Well, Alec thought, that answered that one. Alec Friedman was SIO until someone argued otherwise. He wasn’t sure if he should be pleased at Travers decision and the trust it showed, or annoyed that it meant breaking tonight’s date with Naomi. He decided that the two emotions were not mutually exclusive and settled on both.
Hemmings had ushered his crew into the greengrocers. It was, Alec noted, something of a tight squeeze. He then dropped down beside Alec and DCI Travers. He nodded briefly when Travers informed him of Alec’s seniority.
“Ok, Alec said, feeling that he should do something to deserve his new role. “Let’s get on.”
CHAPTER 4
Alec glanced at his watch. It was eleven o clock, an hour, give or take, since Andrews had first reported this incident. Everyone was in position and it was time to make the next move.
The two armed response units had moved back, reinforcing the cordon, their estate cars pulled diagonally across the street. Rifle officers had been positioned on the flat roof of the Kings Head pub, allowing a clear view of the rear of the bank. Two others had been positioned in upper rooms facing onto the front of the building. One in the greengrocers, which had been taken over as the central control room and the other, two doors down in an attic flat, the residents having been hurriedly evacuated. A second incident room had been set up in the school hall – Sergeant Andrews being put in charge of that one. He was well known in the locality and Alec felt he needed someone familiar to oversee the interviews of potential witnesses and to calm those who’d been so rudely turfed out of their homes. Fortunately, Main Street was mostly small shops, many with the proprietors still living over the premises. Those flats that were let out were largely empty, people already having left for work before the robbery. They’d need dealing with, but not until late in the afternoon, when they’d arrive home to find their street blocked off.

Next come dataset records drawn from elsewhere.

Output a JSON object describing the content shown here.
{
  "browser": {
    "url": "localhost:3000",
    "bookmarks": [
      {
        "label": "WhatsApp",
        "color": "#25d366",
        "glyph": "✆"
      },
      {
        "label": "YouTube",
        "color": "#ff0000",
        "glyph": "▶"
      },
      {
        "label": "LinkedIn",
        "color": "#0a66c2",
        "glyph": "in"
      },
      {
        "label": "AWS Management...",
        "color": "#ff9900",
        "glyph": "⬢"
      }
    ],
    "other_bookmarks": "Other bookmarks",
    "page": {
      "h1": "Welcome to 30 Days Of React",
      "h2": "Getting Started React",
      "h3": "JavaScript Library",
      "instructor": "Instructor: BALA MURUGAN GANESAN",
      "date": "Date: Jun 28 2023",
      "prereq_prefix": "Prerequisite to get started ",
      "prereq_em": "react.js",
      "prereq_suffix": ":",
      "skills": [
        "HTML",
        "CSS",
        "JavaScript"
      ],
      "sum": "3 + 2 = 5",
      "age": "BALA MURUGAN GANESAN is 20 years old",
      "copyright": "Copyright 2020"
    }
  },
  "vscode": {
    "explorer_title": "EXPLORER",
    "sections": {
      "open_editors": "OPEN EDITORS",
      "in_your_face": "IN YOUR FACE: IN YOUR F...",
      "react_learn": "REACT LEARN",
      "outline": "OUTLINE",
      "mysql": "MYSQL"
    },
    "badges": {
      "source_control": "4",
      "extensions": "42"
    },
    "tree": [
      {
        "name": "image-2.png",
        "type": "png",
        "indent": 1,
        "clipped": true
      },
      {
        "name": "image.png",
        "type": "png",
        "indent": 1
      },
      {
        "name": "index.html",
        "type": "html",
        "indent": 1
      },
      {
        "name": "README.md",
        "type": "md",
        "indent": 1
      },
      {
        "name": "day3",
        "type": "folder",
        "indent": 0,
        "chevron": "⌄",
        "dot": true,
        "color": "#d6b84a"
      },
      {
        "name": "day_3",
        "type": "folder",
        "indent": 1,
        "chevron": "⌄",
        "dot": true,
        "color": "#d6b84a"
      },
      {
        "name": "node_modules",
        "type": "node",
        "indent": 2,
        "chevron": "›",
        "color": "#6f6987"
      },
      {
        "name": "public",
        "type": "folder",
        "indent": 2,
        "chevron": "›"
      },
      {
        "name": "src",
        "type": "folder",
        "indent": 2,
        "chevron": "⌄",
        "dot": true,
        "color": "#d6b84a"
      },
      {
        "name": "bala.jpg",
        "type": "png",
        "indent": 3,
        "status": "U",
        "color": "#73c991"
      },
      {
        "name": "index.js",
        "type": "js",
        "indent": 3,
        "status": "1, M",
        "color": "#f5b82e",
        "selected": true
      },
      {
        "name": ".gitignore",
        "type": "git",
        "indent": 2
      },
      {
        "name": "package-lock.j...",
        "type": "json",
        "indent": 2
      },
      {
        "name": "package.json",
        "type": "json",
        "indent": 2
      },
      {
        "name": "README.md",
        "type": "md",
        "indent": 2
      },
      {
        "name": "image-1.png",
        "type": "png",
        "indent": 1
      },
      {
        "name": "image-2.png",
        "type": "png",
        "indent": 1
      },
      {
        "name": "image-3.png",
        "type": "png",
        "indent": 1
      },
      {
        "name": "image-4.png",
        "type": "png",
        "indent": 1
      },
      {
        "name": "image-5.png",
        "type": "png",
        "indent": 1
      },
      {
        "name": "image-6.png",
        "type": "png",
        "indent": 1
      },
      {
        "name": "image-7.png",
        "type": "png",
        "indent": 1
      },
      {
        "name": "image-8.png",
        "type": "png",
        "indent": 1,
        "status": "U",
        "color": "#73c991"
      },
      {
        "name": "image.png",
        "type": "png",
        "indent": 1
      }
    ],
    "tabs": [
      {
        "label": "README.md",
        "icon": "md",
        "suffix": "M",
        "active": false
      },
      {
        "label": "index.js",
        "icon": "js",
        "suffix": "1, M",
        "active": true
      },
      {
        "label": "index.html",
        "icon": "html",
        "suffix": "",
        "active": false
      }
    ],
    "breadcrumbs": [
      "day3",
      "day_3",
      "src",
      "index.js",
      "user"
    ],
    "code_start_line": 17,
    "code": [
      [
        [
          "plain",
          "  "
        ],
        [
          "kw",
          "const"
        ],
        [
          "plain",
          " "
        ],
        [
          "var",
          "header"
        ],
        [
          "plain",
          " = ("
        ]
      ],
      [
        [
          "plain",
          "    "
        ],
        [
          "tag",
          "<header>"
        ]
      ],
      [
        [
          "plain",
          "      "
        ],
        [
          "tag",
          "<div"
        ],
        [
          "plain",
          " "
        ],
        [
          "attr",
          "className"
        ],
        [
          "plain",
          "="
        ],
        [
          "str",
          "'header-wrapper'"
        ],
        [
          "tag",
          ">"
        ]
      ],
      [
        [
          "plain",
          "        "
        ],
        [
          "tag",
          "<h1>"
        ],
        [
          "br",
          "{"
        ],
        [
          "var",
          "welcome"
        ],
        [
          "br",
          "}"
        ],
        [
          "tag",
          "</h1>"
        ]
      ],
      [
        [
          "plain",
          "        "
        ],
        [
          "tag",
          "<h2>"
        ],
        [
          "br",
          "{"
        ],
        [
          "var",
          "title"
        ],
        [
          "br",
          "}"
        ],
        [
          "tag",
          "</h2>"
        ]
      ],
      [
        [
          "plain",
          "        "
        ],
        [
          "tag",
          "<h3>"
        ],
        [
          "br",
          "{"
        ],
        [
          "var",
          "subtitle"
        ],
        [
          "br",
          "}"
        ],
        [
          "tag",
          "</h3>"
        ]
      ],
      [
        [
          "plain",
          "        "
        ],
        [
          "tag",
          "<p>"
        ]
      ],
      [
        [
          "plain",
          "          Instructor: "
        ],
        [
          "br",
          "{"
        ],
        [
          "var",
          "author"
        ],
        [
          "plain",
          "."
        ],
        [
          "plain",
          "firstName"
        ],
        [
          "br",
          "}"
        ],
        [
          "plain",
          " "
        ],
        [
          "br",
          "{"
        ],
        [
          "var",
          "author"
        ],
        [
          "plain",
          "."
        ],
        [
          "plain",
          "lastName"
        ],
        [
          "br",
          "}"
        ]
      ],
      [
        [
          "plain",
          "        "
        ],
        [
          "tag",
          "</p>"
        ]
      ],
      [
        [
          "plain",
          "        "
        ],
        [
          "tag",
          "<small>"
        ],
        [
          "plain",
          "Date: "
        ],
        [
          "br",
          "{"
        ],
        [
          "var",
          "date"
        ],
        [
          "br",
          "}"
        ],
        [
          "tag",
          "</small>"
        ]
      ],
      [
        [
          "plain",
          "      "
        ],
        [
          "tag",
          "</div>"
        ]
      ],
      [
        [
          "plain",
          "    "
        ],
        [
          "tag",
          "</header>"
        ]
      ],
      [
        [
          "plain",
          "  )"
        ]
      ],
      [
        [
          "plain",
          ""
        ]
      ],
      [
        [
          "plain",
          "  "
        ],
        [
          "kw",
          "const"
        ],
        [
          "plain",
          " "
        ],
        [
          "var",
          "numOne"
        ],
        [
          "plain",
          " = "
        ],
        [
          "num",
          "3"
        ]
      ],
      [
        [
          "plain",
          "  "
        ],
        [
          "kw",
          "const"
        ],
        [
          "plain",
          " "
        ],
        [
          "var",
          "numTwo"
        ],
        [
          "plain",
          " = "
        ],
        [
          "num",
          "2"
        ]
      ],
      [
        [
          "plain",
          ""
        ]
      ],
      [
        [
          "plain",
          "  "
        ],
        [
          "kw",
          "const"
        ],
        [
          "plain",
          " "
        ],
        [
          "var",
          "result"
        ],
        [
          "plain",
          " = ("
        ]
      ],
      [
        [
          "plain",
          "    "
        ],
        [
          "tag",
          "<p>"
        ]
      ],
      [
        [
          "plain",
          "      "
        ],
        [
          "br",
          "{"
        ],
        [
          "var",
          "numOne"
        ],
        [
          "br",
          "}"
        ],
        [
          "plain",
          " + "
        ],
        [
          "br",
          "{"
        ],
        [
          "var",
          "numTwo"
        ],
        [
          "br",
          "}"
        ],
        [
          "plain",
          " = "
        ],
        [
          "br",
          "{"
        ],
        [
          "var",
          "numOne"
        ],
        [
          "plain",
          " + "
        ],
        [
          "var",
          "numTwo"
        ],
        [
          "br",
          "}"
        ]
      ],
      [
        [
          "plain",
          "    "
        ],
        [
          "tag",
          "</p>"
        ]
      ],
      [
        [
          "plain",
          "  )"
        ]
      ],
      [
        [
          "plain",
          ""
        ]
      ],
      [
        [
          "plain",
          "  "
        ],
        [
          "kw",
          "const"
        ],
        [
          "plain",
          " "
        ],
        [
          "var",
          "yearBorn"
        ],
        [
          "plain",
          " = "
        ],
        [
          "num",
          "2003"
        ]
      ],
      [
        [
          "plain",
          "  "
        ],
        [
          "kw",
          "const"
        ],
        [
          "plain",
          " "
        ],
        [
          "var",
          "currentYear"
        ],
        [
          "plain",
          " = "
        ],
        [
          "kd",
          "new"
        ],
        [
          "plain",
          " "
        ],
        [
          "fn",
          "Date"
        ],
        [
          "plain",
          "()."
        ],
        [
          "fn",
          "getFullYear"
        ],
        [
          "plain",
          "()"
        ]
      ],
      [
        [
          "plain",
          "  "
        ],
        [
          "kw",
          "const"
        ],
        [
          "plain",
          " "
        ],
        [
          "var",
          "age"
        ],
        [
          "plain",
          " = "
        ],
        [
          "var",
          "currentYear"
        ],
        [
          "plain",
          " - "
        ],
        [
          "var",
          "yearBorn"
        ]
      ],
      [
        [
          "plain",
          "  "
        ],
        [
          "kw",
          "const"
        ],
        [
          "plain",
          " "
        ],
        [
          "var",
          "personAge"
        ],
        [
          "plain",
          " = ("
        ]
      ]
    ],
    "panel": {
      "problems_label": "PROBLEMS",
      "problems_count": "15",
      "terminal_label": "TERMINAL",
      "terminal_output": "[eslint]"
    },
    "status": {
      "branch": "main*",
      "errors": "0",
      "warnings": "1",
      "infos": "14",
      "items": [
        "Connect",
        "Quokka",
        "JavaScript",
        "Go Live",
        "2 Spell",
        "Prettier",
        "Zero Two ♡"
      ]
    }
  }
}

Of course, it could be all over by then, Alec thought hopefully.
Then dismissed the thought. This situation was unlikely to enjoy a swift resolution.
Travers had left, gone to make his report to the Superintendent. Hostage negotiators were on their way, a team of
two, only one of which Alec knew and the under manager had just been escorted through the roadblock, clutching plans of the bank and work rotas. At least they would then know who’d been on duty that morning. To complete the picture, Hemmings had just told him that the local press had arrived. A reporter along with a photographer.

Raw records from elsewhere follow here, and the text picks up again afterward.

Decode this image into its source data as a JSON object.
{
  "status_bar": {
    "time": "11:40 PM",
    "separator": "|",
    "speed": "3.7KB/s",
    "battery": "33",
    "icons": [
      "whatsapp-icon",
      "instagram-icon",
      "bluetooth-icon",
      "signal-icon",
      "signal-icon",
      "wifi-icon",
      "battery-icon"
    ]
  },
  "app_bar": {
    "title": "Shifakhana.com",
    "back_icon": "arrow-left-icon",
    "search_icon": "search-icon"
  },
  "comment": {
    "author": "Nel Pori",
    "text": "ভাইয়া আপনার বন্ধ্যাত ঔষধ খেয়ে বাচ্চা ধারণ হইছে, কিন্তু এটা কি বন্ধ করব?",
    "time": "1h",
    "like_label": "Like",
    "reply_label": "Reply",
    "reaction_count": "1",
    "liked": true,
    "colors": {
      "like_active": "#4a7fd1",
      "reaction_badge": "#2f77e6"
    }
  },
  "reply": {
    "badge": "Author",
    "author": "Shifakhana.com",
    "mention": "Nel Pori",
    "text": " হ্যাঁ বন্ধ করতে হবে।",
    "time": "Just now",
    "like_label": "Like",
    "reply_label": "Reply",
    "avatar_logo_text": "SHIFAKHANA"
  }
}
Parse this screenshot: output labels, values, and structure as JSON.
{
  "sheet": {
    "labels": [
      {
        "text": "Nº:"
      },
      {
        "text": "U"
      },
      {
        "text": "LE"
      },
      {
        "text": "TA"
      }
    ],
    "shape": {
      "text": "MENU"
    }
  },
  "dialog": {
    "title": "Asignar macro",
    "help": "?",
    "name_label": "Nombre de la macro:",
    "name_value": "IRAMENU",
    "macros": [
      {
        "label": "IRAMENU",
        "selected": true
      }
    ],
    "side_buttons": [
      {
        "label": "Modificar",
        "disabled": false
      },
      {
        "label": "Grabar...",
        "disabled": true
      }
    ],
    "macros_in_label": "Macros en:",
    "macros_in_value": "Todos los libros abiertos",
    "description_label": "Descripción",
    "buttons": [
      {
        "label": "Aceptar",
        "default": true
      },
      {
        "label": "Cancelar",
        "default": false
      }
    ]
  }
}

“Says he knows you. Spotted your car so he knows you’re here.” Hemmings grinned.
“Let me guess,” Alec said. “Simon Emmett?”
Hemmings jerked both thumbs upward in a congratulatory gesture. “Give the man a peanut. Likely to be trouble?”
Alec shook his head. Simon was ok; it was the rest he was worried about. And they’d come. Alec knew that. It was just a question of how quickly.
“I’ve got four of my lot either end,” Hemmings told him. “Then there’s the ARVs ten yards in. Anyone stupid enough to break the cordon, they can bloody well get themselves shot. “ He glanced round as the door opened. “Who’s this then?”
“Mr George Tebbut. Under manager,” Alec told him. He advanced and shook the newcomers hand. Tebbut’s palm was damp.
“Thank you for coming so quickly,” Alec told him. “You’ve been told what happened?”
Tebbut nodded. Alec led him over to the table – this was normally the dining room in the upstairs flat – and sat him down. Hemmings followed.
“I need to know,” Alec told him, “Who was working today. How they’re likely to react to this situation and, as much information as possible about the layout of the bank. We want to work out where the hostages are likely to be held.”
“Hostages,” Tebbut said. He seemed awed by the word. He stared at Alec, then shook himself. “They told me that a member of the female staff has been released?”
“A Maria Childs. Yes.”
“She’s all right?”
“Very shocked. They’re checking her out at the hospital, but that’s just procedure. I expect she’ll be home later today.”
“Her family know?”
“Her husband was to meet her at the hospital.”
“Was she able to tell you what happened?”